山里暮らしの日々を綴る/いちりん堂/NPO 法人 楽舎

呼吸に根を下ろす

呼吸に根を下ろす。それは、あちこちとさまよう心を、しかとつなぎとめることになる。どこにつなぐ?「いま・ここ」だ▲こころは、「いま・ここ」にいない。過去と未来に行ったりきたりする。瞬時も休むことはなく、さまよう▲憂い、悩み、苦しみは、過去を悔やみ、将来を心配するところから起きるのだと思う。そうして、過去や未来は、考えの中にある。思い煩いは、考えのなかにある▲しかと「いま・ここ」に生きることができれば、そこに悩みはないのかもしれない。

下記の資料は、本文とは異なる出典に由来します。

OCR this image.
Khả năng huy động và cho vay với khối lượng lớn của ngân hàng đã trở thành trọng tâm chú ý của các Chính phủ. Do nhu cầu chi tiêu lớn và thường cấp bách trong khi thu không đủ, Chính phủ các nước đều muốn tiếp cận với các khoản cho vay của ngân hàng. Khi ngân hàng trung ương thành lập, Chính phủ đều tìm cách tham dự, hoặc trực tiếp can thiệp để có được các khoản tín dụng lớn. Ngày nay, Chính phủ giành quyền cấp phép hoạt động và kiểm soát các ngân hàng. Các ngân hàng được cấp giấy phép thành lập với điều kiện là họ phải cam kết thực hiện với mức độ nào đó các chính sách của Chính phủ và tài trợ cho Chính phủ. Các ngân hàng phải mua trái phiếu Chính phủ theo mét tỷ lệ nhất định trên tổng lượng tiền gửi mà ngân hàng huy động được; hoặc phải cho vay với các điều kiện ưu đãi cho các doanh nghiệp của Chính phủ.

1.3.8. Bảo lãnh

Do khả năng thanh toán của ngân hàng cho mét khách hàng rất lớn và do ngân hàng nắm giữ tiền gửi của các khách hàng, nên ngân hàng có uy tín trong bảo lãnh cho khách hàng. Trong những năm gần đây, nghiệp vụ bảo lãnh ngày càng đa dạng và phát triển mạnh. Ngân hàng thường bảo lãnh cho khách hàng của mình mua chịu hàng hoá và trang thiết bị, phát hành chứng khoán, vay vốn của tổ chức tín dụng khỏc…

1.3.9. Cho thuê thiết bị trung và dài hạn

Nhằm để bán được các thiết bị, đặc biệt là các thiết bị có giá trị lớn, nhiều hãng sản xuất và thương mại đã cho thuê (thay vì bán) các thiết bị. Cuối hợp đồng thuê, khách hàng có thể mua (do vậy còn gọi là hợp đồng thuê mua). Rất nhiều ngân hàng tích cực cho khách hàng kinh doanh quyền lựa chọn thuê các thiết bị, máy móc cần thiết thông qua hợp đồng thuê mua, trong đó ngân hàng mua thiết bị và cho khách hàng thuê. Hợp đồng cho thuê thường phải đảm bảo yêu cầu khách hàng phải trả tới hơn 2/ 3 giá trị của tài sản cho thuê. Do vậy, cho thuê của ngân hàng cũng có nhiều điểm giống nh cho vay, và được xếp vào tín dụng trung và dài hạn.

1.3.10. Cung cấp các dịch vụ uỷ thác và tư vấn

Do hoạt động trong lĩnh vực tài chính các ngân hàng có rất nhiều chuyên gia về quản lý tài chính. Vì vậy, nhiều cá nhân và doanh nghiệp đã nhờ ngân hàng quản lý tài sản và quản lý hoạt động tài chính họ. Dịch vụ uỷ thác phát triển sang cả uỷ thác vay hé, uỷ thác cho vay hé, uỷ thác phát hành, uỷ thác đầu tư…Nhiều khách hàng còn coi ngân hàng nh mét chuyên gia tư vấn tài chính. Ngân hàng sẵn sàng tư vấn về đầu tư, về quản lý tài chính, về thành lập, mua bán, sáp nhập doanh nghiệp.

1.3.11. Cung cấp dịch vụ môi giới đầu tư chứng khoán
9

では、いかにして「いま・ここ」に生きることができるのか。それは、とても難しいこと▲具体的な実践として、呼吸が鍵だと思っている。呼吸に意識を向けるのだ▲呼吸に意識を向けると、考えを追わなくなる。考えが止まると、いまここに意識がはたらく。「いま・ここ」に生きることになる。

暮らしの中で呼吸を意識することは、あまりない。ほとんどすべてといっていいほど無意識な呼吸に生きている▲その無意識にしていた呼吸に意識を向ける。すなわち、吸う息、吐く息に意識を向ける▲そのとき、いいとか悪いとか判断しない。しかし、意識は呼吸からよく離れる。それでいい。離れていたらまた戻るだけ。離れていたことに気がつくだけでも、すごいこと▲これは、だれでもできる。子どもでも、瀕死の重病人でも、臨終間際の人でも。いつどこでもできる。いまの瞬間からはじめられる▲この実践法は、「いま・ここ」に生きるための唯一の入り口であり、究極的な実践法かもしれない。